The History of our Logic Engine
Introduction
A huge part of implementing any process orientated platform, is designing the conditional logic which gets applied at programatic junctions. This is responsible for directing and controlling the flow of logic in an application, reacting dynamically to user or API interactions. The most effective way to implement such requirements is to employ a "Rules Engine" that can apply that conditionality in a standard, reusable way.
Business Rules as they apply to an evolving regulatory landscape, introduce a lot of diversity. In short, rules will change frequently and rapidly. Our goal was to make our implementation flexible and customizable, allowing the end-user to set rules without the need for any code modification or deployments, whilst we also wanted to ensure the performance met the SLA commitments we adhere to for clients. The rules engine in our SaaS application is designed to meet numerous functional use cases across the platform, from controlling the visibility of data fields within our UI to triggering conditional steps in our workflow engine. This means it is used frequently and cross cuts a lot of other functionality. In designing it, we knew It needed to work well.
Implementation
We define rules as a part of an API contract, which describes what gets displayed and how it should behave. Rules can be easily serialized and rendered via the UI query builder component. A Single Rule (one instance of an operand) is matched to a property on a page (referred to as a fieldName) and contains a specified value and operation (like equal, defined, in, etc.). Our rules support nesting with AND and OR conditions which make it both powerful and flexible. A sample rule is as follows:
{ "name": "High risk company", "description": "...", "logicalOperation": "AND", "operands": [ { "fieldName": "entityType", "operation": "equal", "value": ["Company"] }, { "logicalOperation": "OR", "operands": [ { "fieldName": "amlRisk", "operation": "equal", "value": ["High"] }, { "fieldName": "countryOfIncorporation", "operation": "select_any_in", "value": ["Iraq", "Siria"] } ] } ] }
We mostly work with C# as a development language, and picked the NRules open source library as an implementation. This library accepts rules definitions, data that the definition should be matched against and we then save the rule definitions in a database. Now we have all parts of the rules engine – the rules, the data, and the engine itself. It’s time to host it !
Initial architecture.
NRules library has been optimized to execute the rules at light speed using the rete matching algorithm. This is a pattern matching algorithm for implementing rule-based systems and was developed to efficiently apply rules or patterns to many objects, or facts, in a knowledge base. However it has one significant drawback - the rules compilation speed is quite slow. The time required to compile the rules increases exponentially with the growing number of the rules in the engine. With this in mind, we decided to host our engine API on the AWS Elastic Container Service, which would load and compile the rules once upon startup (or on-demand, when a new version of rules is available) and hold it in the memory as long as possible. The ECS would be exposed using Elastic Load Balancer, simple as that!
So How did it perform?
It worked very well until our number of tenants started to grow. The memory consumption of the ECS task was linearly increasing, and we knew that it would eventually hit the hardware limits. Horizontal scaling was not an easy option, because it would require a complex frontend API service that routes requests to the backend services that contain the specific rules for specific tenants.
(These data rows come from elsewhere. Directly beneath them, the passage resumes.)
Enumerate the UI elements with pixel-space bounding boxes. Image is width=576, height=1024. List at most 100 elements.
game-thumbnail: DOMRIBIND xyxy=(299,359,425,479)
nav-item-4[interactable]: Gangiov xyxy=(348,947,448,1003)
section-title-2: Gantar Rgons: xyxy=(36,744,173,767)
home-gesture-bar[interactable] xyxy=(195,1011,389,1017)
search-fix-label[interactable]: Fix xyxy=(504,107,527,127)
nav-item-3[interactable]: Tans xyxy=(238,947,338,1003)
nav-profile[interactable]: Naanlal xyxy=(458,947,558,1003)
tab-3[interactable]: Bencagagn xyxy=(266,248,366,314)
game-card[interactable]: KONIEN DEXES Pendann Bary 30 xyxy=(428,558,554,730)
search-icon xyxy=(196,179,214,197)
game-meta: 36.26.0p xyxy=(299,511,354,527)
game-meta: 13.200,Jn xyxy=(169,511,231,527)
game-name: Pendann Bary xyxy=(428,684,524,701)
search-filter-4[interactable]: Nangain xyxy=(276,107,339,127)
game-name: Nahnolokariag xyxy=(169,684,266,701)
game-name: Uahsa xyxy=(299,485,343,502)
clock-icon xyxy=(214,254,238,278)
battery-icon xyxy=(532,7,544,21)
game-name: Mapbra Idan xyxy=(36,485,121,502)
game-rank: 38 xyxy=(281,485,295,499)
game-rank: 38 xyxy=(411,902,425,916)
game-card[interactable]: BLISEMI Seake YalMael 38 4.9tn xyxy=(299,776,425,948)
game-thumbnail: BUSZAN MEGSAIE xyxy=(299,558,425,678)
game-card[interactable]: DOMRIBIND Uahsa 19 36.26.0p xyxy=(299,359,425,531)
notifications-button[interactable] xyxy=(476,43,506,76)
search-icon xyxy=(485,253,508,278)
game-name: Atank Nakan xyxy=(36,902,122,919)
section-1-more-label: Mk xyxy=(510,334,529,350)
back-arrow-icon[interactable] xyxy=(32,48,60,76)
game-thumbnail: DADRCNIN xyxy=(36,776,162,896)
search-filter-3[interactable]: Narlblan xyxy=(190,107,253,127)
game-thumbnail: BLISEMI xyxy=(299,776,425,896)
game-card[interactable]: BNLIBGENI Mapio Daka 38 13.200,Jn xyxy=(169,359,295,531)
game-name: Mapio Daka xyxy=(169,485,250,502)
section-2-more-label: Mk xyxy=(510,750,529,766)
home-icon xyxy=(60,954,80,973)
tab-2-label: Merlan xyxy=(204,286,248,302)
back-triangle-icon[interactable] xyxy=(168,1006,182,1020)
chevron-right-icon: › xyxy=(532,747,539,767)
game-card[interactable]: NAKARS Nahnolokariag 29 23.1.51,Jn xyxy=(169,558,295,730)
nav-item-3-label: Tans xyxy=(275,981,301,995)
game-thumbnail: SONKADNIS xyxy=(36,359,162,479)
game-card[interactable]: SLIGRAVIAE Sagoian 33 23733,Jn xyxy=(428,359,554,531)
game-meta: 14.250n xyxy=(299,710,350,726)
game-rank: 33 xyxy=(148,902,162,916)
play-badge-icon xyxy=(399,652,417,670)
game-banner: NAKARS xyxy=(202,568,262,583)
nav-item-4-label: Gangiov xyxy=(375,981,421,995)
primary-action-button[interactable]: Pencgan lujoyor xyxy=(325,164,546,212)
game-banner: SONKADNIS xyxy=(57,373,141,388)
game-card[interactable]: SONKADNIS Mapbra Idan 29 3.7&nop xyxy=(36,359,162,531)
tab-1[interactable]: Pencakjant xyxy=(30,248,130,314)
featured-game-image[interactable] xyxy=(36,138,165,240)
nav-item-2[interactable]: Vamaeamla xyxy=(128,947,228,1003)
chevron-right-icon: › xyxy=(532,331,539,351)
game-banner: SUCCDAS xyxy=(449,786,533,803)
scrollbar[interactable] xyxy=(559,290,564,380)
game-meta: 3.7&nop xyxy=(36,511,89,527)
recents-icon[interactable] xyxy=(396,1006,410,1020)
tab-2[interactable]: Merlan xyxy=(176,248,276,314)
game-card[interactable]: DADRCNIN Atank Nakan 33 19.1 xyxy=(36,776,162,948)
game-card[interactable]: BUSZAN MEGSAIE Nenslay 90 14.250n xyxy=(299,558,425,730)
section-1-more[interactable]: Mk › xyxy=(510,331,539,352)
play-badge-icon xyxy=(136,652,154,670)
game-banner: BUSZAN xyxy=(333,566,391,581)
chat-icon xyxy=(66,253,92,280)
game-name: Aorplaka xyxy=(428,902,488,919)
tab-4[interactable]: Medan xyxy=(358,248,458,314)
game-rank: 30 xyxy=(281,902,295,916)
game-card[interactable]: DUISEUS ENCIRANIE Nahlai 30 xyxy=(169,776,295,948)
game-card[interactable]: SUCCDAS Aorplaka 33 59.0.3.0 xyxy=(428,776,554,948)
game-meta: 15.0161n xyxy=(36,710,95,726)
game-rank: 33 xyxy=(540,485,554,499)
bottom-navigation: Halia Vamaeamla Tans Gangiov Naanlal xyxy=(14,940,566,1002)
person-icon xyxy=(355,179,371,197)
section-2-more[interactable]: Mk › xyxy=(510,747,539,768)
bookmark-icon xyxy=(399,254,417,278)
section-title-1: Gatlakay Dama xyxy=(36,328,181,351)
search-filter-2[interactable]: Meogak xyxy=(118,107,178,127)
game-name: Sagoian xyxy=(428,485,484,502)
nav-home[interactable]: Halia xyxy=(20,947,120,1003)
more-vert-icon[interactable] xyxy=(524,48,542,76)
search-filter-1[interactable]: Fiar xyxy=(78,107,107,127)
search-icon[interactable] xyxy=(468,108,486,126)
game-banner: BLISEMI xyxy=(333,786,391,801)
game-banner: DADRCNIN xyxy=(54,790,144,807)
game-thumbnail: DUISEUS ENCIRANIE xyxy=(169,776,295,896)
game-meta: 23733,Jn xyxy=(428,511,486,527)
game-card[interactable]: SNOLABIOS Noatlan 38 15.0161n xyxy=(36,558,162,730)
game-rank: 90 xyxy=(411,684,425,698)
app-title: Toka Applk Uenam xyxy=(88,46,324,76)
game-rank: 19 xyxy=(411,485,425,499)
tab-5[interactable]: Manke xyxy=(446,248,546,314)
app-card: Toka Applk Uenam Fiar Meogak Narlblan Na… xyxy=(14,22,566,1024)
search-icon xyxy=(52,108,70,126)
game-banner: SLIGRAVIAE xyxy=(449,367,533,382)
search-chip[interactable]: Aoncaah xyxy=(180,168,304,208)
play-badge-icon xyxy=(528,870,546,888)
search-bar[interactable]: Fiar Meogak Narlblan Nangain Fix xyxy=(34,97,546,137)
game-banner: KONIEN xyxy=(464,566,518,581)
Revised architecture and the problems it solved
The Fenergo SaaS platform makes extensive use of AWS serverless technologies, so our natural decision was to employ AWS lambda functions to handle the Rules Engine. Lambda can scale incredibly well offering a both high performance and low cost. It is however also stateless and the AWS runtime kills the container every few minutes, making the caching more difficult. We couldn’t simply poll for SQS messages in order to reload the rules on-demand, because of the horizontal scaling. To address both issues, we introduced ElastiCache (Redis) which would store the rules. We decided to use the in-memory cache, with a short TTL to accommodate for traffic peaks from single tenants.
To verify the scalability, we performed a number of performance tests for different traffic and rules counts using k6 (https://k6.io ) and the results were excellent:
Conclusions
Thanks to rich AWS monitoring we were able to identify bottlenecks and plan for resolutions. We have successfully migrated from Fargate into Lambda, leaving all the scaling to be handled as a Service by AWS which not only simplifies our operations but meets the performance requirements and greatly simplifies our deployments.